How varied LLMs fared on extracting structured information from textual content.
Sharon Machlis
I used to be shocked {that a} native mannequin, Gemma, scored 100%. I wished to see if that was a fluke, so I ran the eval one other 17 occasions for a complete of 20. Weirdly, it missed on two of the 20 primary extractions by giving the title as “R Bundle Growth” as a substitute of “R Bundle Growth in Positron,” however scored 100% on the extra complicated ones. I requested Claude Opus about that, and it mentioned my “simpler” activity was extra ambiguous for a much less succesful mannequin to grasp. Vital takeaway: Be as particular as potential in your directions!
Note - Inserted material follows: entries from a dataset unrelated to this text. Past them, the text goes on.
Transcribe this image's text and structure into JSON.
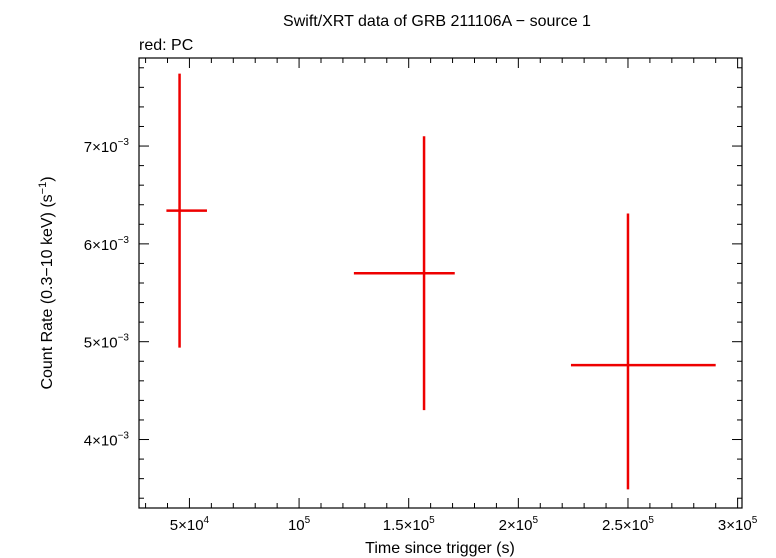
{
  "chart_data": {
    "type": "scatter",
    "title": "Swift/XRT data of GRB 211106A − source 1",
    "subtitle": "red: PC",
    "xlabel": "Time since trigger (s)",
    "ylabel_main": "Count Rate (0.3−10 keV) (s",
    "ylabel_sup": "−1",
    "ylabel_tail": ")",
    "xlim": [
      27000,
      302000
    ],
    "ylim": [
      0.0033,
      0.0079
    ],
    "grid": false,
    "x_ticks": [
      {
        "value": 50000,
        "mant": "5×10",
        "exp": "4"
      },
      {
        "value": 100000,
        "mant": "10",
        "exp": "5"
      },
      {
        "value": 150000,
        "mant": "1.5×10",
        "exp": "5"
      },
      {
        "value": 200000,
        "mant": "2×10",
        "exp": "5"
      },
      {
        "value": 250000,
        "mant": "2.5×10",
        "exp": "5"
      },
      {
        "value": 300000,
        "mant": "3×10",
        "exp": "5"
      }
    ],
    "y_ticks": [
      {
        "value": 0.004,
        "mant": "4×10",
        "exp": "−3"
      },
      {
        "value": 0.005,
        "mant": "5×10",
        "exp": "−3"
      },
      {
        "value": 0.006,
        "mant": "6×10",
        "exp": "−3"
      },
      {
        "value": 0.007,
        "mant": "7×10",
        "exp": "−3"
      }
    ],
    "series": [
      {
        "name": "PC",
        "color": "#ee0000",
        "points": [
          {
            "x": 45500,
            "x_lo": 39500,
            "x_hi": 58000,
            "y": 0.00634,
            "y_lo": 0.00494,
            "y_hi": 0.00774
          },
          {
            "x": 157000,
            "x_lo": 125000,
            "x_hi": 171000,
            "y": 0.0057,
            "y_lo": 0.0043,
            "y_hi": 0.0071
          },
          {
            "x": 250000,
            "x_lo": 224000,
            "x_hi": 290000,
            "y": 0.00476,
            "y_lo": 0.00349,
            "y_hi": 0.00631
          }
        ]
      }
    ]
  }
}
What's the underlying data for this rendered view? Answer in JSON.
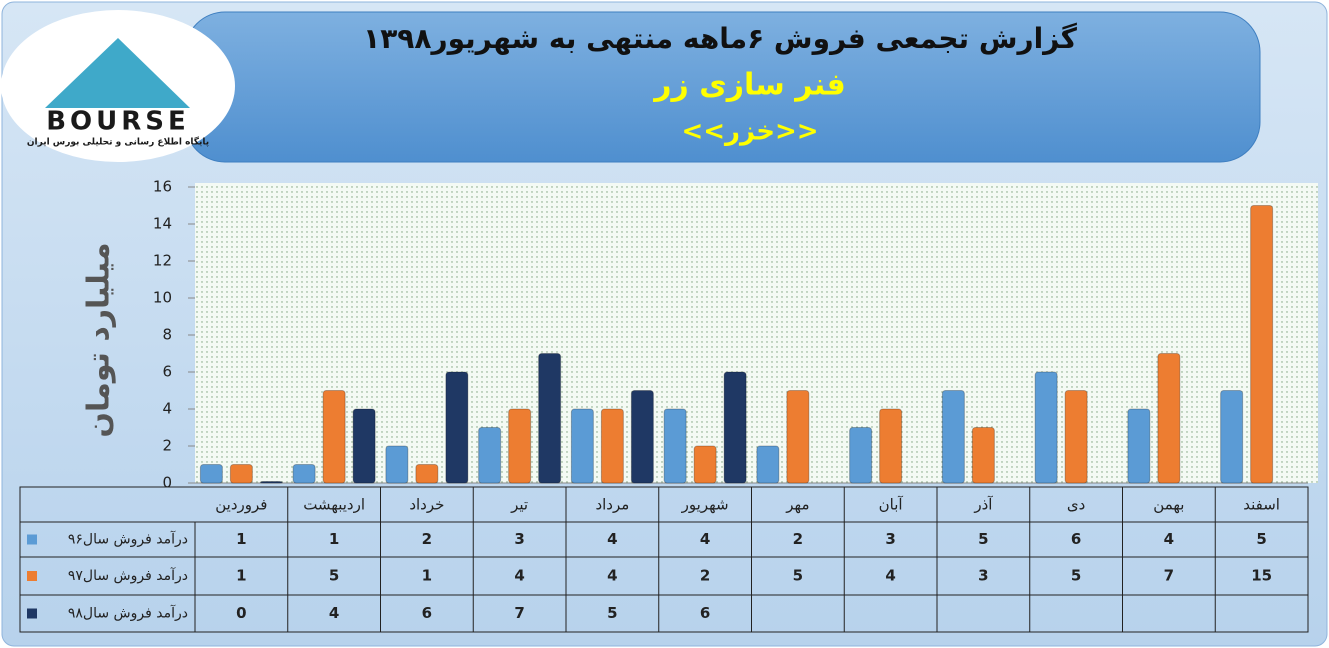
{
  "logo": {
    "name": "BOURSE",
    "tagline": "پایگاه اطلاع رسانی و تحلیلی بورس ایران"
  },
  "chart_data": {
    "type": "bar",
    "title": "گزارش تجمعی فروش ۶ماهه منتهی به شهریور۱۳۹۸",
    "subtitle": "فنر سازی زر",
    "annotation": "<<خزر>>",
    "y_label": "میلیارد تومان",
    "categories": [
      "فروردین",
      "اردیبهشت",
      "خرداد",
      "تیر",
      "مرداد",
      "شهریور",
      "مهر",
      "آبان",
      "آذر",
      "دی",
      "بهمن",
      "اسفند"
    ],
    "series": [
      {
        "name": "درآمد فروش سال۹۶",
        "color": "#5b9bd5",
        "values": [
          1,
          1,
          2,
          3,
          4,
          4,
          2,
          3,
          5,
          6,
          4,
          5
        ]
      },
      {
        "name": "درآمد فروش سال۹۷",
        "color": "#ed7d31",
        "values": [
          1,
          5,
          1,
          4,
          4,
          2,
          5,
          4,
          3,
          5,
          7,
          15
        ]
      },
      {
        "name": "درآمد فروش سال۹۸",
        "color": "#1f3864",
        "values": [
          0,
          4,
          6,
          7,
          5,
          6,
          null,
          null,
          null,
          null,
          null,
          null
        ]
      }
    ],
    "ylim": [
      0,
      16
    ],
    "yticks": [
      0,
      2,
      4,
      6,
      8,
      10,
      12,
      14,
      16
    ],
    "grid": false
  }
}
Nonetheless, Gemma’s outcomes have been ok on this activity for me to think about testing it on some real-world entity extraction duties. And I wouldn’t have recognized that with out working automated evaluations on a number of native LLMs.
Conclusion
For those who’re used to writing code that offers predictable, repeatable responses, a script that generates totally different solutions every time it runs can really feel unsettling. Whereas there are not any ensures relating to predicting an LLM’s subsequent response, evals can improve your confidence in your code by letting you run structured checks with measurable responses, as a substitute of testing through handbook, ad-hoc queries. And, because the mannequin panorama retains evolving, you’ll be able to keep present by testing how newer LLMs carry out—not on generic benchmarks, however on the duties that matter most to you.